The SEC alleges the three men began their promotion of Mustang Alliances shares in early 2012. Mr. Eldridge received his email about the stock in February that year, although it wasn't clear where that email came from.
"The first thing I ever got was that email saying Mustang was about to blow up," he said.
He wasn't the only one. In a 2012 lawsuit, George Sharp, a California-based investor who has brought lawsuits against penny-stock operators, said he received 149 unsolicited emails touting Mustang stock over roughly a two-month stretch that year.
A day after Mr. Eldridge bought 200 shares at $1.44, the price of Mustang Alliances stock rose three cents. Emboldened, the Belleville, N.J. resident added to his position.
Then, the bottom fell out. Mr. Eldridge kept waiting for the shares to recover, but after his investment sank about 80%, he gave up. "By the time you figure out what it is," he said, "you're just a bag holder."
Multiple efforts to reach Mustang Alliances executives weren't successful.
"A lot of smart people have been duped," by pump-and-dump schemes, said Gregg Berger, a former stockbroker who was sentenced to two years in federal prison for his involvement in a $30 million stock-fraud case. From 2005 to 2007, he sold shares to investors on behalf of an international group of conspirators that distributed millions of emails a day.
"I turned a blind eye to my clients who were running a pump and dump," he said. At the peak of the scheme, Mr. Berger estimates investors bought more than $1 million worth of shares a day.
The promise of a quick windfall can be hard to resist, particularly as an economic rebound and consecutive years of a rising stock market leave investors with more money to spend, said Richard Peterson, managing director at MarketPsych LLC, a consulting firm focused on behavioral finance.
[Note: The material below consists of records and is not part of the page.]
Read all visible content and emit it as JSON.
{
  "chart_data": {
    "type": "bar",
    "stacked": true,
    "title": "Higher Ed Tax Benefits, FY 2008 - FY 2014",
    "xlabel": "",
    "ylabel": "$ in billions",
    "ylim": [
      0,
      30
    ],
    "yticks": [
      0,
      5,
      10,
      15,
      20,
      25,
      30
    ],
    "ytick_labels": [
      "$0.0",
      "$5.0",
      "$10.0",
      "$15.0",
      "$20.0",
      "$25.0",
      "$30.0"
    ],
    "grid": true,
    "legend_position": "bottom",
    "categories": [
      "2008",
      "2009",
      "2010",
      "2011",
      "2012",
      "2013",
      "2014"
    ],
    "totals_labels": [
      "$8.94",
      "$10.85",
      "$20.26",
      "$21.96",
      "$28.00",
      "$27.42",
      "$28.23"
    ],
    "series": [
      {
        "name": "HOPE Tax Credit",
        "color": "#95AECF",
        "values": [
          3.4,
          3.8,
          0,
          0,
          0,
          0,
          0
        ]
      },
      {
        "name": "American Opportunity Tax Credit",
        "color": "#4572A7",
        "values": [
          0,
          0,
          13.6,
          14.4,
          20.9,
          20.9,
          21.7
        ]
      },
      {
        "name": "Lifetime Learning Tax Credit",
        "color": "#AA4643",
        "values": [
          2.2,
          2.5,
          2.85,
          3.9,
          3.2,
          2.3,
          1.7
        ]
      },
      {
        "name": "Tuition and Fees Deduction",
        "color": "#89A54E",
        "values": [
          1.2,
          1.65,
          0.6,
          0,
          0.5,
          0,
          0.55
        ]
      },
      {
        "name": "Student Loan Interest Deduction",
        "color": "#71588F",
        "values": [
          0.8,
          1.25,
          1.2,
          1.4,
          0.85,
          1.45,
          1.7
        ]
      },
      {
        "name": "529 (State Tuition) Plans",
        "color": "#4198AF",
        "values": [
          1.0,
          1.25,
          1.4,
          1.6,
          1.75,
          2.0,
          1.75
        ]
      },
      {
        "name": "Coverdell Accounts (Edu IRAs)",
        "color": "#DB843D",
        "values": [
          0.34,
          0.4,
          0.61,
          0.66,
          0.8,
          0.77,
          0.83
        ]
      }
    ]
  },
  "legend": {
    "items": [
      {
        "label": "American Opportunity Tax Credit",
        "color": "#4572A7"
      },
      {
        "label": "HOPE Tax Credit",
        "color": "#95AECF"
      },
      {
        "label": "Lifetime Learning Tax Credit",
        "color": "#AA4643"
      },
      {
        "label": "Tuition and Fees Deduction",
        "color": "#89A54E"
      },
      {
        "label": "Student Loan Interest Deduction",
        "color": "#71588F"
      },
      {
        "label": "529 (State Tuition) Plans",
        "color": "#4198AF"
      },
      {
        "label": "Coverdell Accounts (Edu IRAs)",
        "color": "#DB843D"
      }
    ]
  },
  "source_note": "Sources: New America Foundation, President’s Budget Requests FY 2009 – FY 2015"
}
Many stock promotions bluff investors by quoting a perceived authority or insisting they need to act immediately. "It's basically a formula for what stimulates risk-taking," he says.
Even Mr. Eldgridge wasn't completely turned off.
After being burned on Mustang, he bet on about a dozen more penny stocks before giving it up to focus on his 401(k) plan.
"Everyone wants to put in a little money and walk away with a whole lot more," he said. "It's the American dream."